Kymberlie Dozois Photography presents her photographic methodology and inspiration behind her beautiful photography at  at Maquette wedding venue Toronto.

How would you describe the wedding style of Andrea and Adam? 

Their wedding was laid-back, classic and intimate. The first time I spoke to Adam it was clear he had an artistic vision for their day. They were so happy and present during their entire wedding, which is important. A wedding day goes by incredibly quickly, and I loved watching these two basking in every moment of it.

How excited were you to take pictures of Andrea in that stunning dress?

The dress was perfect! I was stoked to photograph her in it. Andrea is a beautiful person all around, which made photographing her and spending the morning with her and her sister wonderful.

What are some of the ways you achieve your knock out wedding portraits? 

To me light is one of the most important factors in wedding photography. Understanding light, and helping your couples understand how lighting affects their images is really important. We try to keep our wedding portrait portion of the day short so that our clients can participate fully in their weddings. For us it’s all about good light, keeping it quick and fun, and telling a beautiful visual story.

What in your mind makes a remarkable wedding photograph?

A remarkable photograph is one that brings you into the moment. If you can look at a photograph, or a series of photographs, and feel the emotion of the moment or the day, to me that is remarkable.

Andrea and Adam had a lovely romantic wedding ceremony at Marquette. You beautifully captured this with unique compositions and candid moments. What were some of your considerations while doing this?

My partner, Ryan, comes from a film background and his work has really influenced how we capture the day. We focus on storytelling in our work and letting the day unfold organically. We want our clients to be able to have fun and lean into emotional moments. How we compose images is almost second nature, after shooting together for so long our view points and style are habit.

What are some of the ongoing sources of inspiration for you as a photographer?

Life and relationships. For me, creating art is all about taking the emotions and feelings I experience and see around me, and finding a visual way to express those.

There is a lush romantic hue to the wedding photos you took at the wedding reception of Andrea and Adam how did you achieve this?

I try to use as much natural ambient lighting as possible, which I find so much more romantic than harshly lit images. Editing also greatly affects the overall colour and toning of an image.

It has been described that a wedding photographer has to be able to see the day through their couple’s eyes to anticipate the viewpoints they want captured. What do you think of this?

I think that as a photographer it would be impossible to know every detail of who or what is important to a couple, and that’s why photographing absolutely everything as if it has huge significance is crucial.  A couple has a lifetime of stories with the people attending their wedding, and they will have even more stories in the future. Viewpoints can shift with time, so I believe shooting the wedding as if every moment could be a moment of importance is the most valuable thing you can do for a couple.

What are your favourite photographs from this lovely celebration?

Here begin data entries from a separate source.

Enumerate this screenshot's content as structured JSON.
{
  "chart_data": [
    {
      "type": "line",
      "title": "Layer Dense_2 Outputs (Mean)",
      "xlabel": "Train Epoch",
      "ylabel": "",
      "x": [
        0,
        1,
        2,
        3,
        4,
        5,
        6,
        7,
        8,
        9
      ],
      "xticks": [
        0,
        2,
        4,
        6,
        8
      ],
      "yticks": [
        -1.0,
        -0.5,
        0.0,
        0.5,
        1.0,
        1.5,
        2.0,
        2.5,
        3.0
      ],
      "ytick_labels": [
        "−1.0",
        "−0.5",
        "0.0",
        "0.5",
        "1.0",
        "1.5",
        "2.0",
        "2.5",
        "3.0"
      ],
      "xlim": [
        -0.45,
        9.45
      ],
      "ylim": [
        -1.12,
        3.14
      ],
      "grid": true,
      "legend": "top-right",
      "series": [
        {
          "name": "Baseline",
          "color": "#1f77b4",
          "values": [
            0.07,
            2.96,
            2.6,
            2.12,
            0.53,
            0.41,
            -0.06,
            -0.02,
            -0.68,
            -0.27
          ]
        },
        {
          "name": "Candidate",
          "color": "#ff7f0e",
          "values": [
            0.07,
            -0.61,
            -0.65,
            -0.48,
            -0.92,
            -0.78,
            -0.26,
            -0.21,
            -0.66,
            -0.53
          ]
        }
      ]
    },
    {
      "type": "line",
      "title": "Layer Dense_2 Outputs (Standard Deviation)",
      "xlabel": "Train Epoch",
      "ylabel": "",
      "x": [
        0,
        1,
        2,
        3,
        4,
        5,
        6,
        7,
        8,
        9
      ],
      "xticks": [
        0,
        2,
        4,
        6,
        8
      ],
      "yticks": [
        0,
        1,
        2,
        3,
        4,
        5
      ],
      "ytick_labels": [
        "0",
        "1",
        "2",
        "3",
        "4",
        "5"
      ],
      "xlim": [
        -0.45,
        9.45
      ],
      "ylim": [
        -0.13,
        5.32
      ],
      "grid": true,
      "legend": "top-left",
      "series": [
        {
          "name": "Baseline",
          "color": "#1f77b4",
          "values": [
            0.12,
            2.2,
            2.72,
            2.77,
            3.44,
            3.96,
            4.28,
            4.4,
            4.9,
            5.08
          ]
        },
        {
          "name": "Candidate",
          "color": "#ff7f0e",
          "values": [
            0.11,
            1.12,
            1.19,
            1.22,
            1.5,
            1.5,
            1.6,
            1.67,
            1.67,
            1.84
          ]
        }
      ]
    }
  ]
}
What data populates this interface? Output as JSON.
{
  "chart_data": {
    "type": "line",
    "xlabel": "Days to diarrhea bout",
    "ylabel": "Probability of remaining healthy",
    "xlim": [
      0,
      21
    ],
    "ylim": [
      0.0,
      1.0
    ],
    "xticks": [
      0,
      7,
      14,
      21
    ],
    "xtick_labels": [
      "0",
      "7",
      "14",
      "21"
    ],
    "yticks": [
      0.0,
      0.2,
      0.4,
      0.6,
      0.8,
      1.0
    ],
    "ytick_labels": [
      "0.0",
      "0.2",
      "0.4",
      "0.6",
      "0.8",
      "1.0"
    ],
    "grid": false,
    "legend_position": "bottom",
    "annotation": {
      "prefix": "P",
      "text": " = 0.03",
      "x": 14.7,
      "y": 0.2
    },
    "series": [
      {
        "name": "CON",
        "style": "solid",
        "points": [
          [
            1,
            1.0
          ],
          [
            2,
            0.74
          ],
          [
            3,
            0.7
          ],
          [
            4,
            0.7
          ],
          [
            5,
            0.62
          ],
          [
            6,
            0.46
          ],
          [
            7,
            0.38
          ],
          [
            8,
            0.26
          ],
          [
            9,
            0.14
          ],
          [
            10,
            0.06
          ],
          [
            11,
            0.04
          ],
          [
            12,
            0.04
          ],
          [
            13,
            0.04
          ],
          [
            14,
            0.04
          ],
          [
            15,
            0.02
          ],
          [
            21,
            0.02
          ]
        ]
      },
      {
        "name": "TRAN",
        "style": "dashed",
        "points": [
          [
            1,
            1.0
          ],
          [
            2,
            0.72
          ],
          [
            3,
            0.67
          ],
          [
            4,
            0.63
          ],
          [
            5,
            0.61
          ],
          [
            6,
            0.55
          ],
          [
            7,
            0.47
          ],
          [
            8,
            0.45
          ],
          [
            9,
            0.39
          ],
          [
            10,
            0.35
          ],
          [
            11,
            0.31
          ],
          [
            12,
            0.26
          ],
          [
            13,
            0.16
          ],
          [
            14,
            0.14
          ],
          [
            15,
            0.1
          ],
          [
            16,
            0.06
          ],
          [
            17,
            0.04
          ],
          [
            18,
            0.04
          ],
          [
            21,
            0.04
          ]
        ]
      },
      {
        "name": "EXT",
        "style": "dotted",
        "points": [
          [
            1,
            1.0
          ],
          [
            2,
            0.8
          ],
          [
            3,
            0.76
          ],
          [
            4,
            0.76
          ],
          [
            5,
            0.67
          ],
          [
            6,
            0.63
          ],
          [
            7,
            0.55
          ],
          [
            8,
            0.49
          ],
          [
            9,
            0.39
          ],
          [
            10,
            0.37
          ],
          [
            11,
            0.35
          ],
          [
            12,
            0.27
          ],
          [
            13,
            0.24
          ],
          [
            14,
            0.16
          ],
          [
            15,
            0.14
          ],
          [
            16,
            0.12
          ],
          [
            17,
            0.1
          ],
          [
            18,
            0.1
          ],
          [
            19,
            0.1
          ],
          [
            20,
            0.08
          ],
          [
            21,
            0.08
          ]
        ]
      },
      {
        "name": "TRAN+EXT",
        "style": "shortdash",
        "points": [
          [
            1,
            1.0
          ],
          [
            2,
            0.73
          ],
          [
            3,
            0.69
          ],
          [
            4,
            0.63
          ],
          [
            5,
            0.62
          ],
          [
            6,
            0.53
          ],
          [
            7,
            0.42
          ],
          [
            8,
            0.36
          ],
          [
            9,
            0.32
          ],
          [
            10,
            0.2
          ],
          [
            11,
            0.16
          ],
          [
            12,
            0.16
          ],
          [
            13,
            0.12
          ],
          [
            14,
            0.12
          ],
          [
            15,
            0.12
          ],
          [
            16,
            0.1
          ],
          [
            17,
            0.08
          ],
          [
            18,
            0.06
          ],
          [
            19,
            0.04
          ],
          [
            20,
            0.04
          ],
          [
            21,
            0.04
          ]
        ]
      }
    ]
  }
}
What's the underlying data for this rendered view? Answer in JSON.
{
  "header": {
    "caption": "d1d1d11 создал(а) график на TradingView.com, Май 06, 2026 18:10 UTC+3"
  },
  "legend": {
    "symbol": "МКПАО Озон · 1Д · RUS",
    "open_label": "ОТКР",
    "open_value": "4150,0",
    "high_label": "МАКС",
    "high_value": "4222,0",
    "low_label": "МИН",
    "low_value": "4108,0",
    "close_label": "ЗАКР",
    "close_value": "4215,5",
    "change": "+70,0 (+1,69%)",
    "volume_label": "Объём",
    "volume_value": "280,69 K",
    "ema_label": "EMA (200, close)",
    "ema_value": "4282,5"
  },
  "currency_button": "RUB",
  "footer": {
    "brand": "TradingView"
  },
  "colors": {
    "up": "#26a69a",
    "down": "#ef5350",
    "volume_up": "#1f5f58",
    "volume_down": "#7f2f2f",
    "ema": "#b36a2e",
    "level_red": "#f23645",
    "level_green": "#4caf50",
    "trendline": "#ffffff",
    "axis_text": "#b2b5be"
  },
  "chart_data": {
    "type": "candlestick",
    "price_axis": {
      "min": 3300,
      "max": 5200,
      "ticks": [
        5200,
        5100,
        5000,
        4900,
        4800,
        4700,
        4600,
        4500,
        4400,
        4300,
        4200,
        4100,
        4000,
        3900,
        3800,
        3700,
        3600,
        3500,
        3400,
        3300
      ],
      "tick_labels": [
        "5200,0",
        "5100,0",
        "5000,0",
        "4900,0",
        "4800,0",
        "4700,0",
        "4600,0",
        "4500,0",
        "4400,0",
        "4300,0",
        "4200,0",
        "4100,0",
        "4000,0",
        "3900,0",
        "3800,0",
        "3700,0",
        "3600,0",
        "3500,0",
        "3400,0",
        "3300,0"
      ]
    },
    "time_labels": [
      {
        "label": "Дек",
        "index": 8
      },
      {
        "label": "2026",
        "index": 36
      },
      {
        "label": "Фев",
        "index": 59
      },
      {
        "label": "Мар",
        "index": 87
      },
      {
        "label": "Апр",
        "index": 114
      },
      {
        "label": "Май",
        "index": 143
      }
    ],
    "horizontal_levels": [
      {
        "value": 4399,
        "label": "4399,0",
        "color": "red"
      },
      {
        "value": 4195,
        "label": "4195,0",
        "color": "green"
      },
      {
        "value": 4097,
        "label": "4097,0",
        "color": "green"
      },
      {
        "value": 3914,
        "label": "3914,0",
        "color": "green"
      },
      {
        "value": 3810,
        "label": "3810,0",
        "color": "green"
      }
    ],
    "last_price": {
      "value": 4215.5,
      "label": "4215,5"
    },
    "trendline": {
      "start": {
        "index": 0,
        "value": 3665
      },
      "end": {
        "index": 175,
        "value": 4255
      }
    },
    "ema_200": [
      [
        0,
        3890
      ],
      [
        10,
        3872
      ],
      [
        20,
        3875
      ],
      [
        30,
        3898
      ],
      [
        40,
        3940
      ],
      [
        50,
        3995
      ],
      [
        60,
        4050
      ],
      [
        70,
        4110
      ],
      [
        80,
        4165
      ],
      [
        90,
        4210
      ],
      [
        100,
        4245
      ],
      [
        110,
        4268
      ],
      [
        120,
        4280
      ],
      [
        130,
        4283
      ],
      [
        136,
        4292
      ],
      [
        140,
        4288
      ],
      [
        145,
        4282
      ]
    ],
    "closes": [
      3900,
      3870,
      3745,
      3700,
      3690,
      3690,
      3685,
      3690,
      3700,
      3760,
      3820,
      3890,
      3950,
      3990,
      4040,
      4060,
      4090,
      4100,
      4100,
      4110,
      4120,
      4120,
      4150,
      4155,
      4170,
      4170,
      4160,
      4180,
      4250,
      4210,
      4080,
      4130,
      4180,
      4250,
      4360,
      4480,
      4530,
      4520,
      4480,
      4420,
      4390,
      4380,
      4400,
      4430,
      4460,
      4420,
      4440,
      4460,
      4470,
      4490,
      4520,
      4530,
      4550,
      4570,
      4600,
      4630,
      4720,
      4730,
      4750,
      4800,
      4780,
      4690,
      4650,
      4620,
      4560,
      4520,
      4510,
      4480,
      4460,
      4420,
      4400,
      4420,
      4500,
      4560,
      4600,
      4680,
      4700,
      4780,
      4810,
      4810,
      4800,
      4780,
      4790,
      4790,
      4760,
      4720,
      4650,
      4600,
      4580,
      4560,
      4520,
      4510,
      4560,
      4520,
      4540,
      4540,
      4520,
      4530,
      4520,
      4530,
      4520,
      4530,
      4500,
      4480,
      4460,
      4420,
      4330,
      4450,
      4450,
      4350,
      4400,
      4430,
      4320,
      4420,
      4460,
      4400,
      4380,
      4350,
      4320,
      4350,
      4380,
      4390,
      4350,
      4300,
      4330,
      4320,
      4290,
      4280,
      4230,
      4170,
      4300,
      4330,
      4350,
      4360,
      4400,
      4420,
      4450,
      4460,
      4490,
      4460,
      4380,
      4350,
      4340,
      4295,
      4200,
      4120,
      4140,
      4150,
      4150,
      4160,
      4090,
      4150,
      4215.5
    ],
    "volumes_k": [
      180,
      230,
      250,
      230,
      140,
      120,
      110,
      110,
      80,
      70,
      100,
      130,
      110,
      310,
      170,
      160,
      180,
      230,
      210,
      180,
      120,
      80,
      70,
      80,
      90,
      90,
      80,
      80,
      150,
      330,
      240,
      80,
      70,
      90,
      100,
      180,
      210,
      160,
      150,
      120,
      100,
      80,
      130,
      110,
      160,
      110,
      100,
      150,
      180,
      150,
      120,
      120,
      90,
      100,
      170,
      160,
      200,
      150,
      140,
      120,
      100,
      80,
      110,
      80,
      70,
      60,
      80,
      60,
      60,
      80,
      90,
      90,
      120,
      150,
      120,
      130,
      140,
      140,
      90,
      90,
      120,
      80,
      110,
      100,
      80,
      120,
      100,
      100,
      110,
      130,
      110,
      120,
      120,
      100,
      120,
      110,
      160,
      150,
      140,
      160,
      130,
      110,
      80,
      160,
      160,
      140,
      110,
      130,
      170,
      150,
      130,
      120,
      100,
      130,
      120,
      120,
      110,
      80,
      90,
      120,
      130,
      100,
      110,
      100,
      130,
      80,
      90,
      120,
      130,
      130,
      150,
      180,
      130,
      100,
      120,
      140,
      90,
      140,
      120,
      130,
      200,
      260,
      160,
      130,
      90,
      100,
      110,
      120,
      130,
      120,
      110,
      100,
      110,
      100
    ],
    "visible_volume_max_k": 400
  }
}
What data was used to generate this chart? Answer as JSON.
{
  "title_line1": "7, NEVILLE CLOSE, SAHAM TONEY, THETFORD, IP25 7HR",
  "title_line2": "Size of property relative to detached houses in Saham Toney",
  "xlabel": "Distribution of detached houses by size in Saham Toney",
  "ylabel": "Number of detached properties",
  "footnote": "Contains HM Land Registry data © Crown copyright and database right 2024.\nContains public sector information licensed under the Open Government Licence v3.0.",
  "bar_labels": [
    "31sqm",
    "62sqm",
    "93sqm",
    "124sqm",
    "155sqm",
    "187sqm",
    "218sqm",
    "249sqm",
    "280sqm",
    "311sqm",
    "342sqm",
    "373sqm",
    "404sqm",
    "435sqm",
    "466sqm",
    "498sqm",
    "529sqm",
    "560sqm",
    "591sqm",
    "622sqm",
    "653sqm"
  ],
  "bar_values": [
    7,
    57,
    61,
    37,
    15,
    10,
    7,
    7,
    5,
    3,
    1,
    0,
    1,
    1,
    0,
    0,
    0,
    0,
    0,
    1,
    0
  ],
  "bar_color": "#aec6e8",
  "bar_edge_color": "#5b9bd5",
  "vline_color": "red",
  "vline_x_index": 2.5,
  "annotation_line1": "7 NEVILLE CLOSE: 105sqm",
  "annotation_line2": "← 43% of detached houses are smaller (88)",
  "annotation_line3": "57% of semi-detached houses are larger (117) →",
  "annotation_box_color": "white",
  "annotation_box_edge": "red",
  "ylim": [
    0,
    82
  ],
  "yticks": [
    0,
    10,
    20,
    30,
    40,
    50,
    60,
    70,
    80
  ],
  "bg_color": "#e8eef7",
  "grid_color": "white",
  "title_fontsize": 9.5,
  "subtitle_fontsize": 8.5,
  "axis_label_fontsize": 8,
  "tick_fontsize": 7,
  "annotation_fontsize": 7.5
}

All the embraces. Everyone is glowing with happiness and full of so much love. These emotions just pour out of the images.

How do you so successfully capture the outdoor night time setting of the wedding?

The venue had awesome outdoor lighting which made it easy to get some really nice black and white images. String lights are amazing, and they definitely added an amazing mood to Andrea and Adam’s images.

What informs your decision to present a photograph in black and white format?

I find black and white images can be less distracting, especially for more emotional images. Black and white photos really draw you into what’s happening in the frame.